Home E-Weekly March 21, 2017

Nurses Being Turned Away at Canadian Border

Published: March 20, 2017

NO ENTRY Specialized healthcare workers from Canada, including advanced practice nurses and nurse anesthetists, are being prevented from crossing the border to work in U.S. hospitals.

Imagine the shock and anger Canadian nurses working at Michigan hospitals felt earlier this month when border security officers stopped them from entering the U.S. because of changes to their working visas under President Trump's new immigration policies.

Take, for example, a newly hired Canadian employee who tried to start her job at Detroit's Henry Ford Hospital, but was turned away at the border between Detroit and Windsor, Ontario, according to a CBC News report. She was told advanced practice nurses and nurse anesthetists no longer qualify for working visas because of shifts in U.S. immigration policy under President Trump.

"All of the immigration executive orders and all the things being rolled out have been focused on national security first, and this is clearly not an issue of national security whatsoever," says Marc Topoleski, an immigration attorney who works for a law firm being retained by the hospital.

All Canadian nurses working in the United States have non-immigrant NAFTA (North American Free Trade Agreement) Professional (TN) visas. An estimated 30,000 to 40,000 Canadians work in the United States with TN visas, which permit experts in certain fields — economics and science, for example — if they have a job offer. At present, only advanced practice nurses and nurse anesthetists are being refused entry.

Henry Ford Hospital has hundreds of Canadians on staff, including about 30 advanced practice nurses or nurse anesthetists with TN visas. The nurses have been advised they need to apply for H-1B visa status, which is a separate category under NAFTA for more specialized employment. Those applications can cost $3,000 to $4,000 per applicant, says Mr. Topoleski.

"My very big concern with this is that I may get turned away at the border tomorrow and not be able to do my job, which I do love," Patti Kunkel, a Canadian who works as an acute-care nurse practitioner for Henry Ford Hospital, told The Detroit News. "That will also put a lot of stress on my current team that I work with because we are already in a critical shortage in the care of our patients."

Other policy changes recently announced by the U.S. Citizenship and Immigration Services will suspend a fast-track program for processing H-1B applications as of April 3. Standard application processes for work visas could take 6 months or more, said Mr.

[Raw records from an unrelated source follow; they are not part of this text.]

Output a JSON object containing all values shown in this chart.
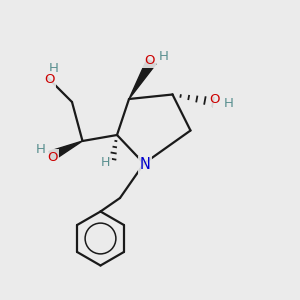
{
  "bg_color": "#ebebeb",
  "atom_color_N": "#0000cc",
  "atom_color_O": "#cc0000",
  "atom_color_H": "#5a9090",
  "bond_color": "#1a1a1a",
  "bond_width": 1.6,
  "figsize": [
    3.0,
    3.0
  ],
  "dpi": 100,
  "xlim": [
    0,
    10
  ],
  "ylim": [
    0,
    10
  ]
}
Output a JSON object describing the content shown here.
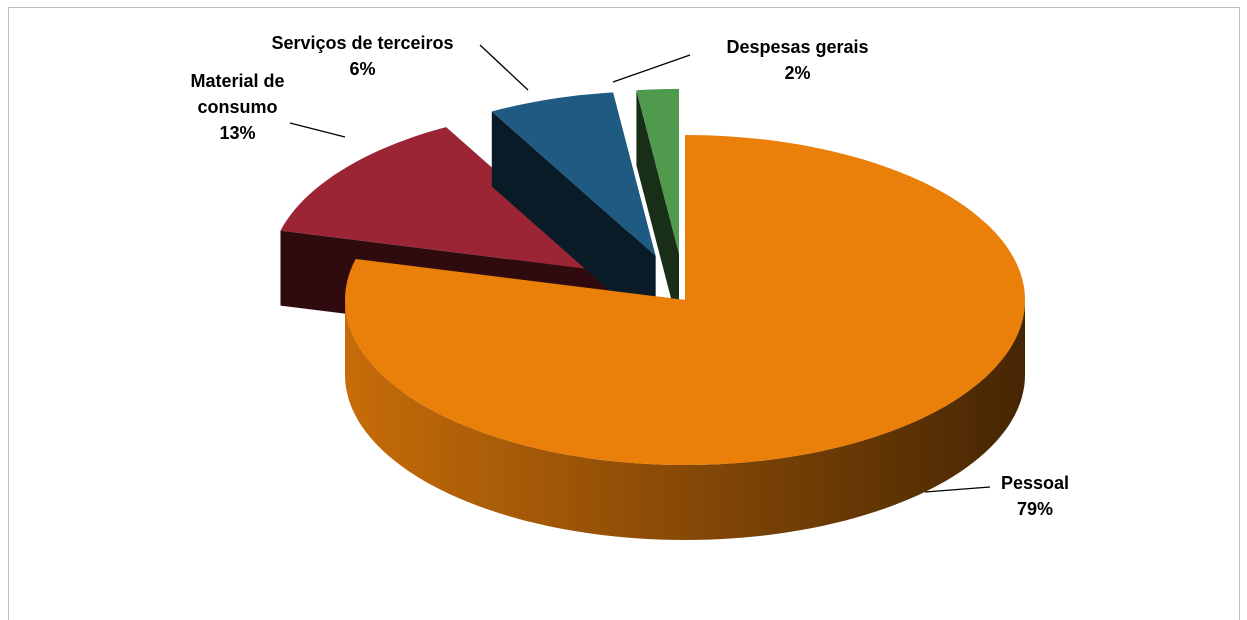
{
  "chart_data": {
    "type": "pie",
    "categories": [
      "Pessoal",
      "Material de consumo",
      "Serviços de terceiros",
      "Despesas gerais"
    ],
    "values": [
      79,
      13,
      6,
      2
    ],
    "value_labels": [
      "79%",
      "13%",
      "6%",
      "2%"
    ],
    "colors": [
      "#ea7f0a",
      "#9b2535",
      "#1f5a82",
      "#4f9a4c"
    ]
  }
}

Topoleski, adding that long wait times could leave hospitals in need of specialty nurses desperately short staffed.

Mr. Topoleski told The Detroit News he has heard from attorneys in other border states — specifically Washington — who have experienced similar situations.

"Their livelihood is at stake," he added. "All they've been doing is just coming here and helping Americans get better by providing patient care."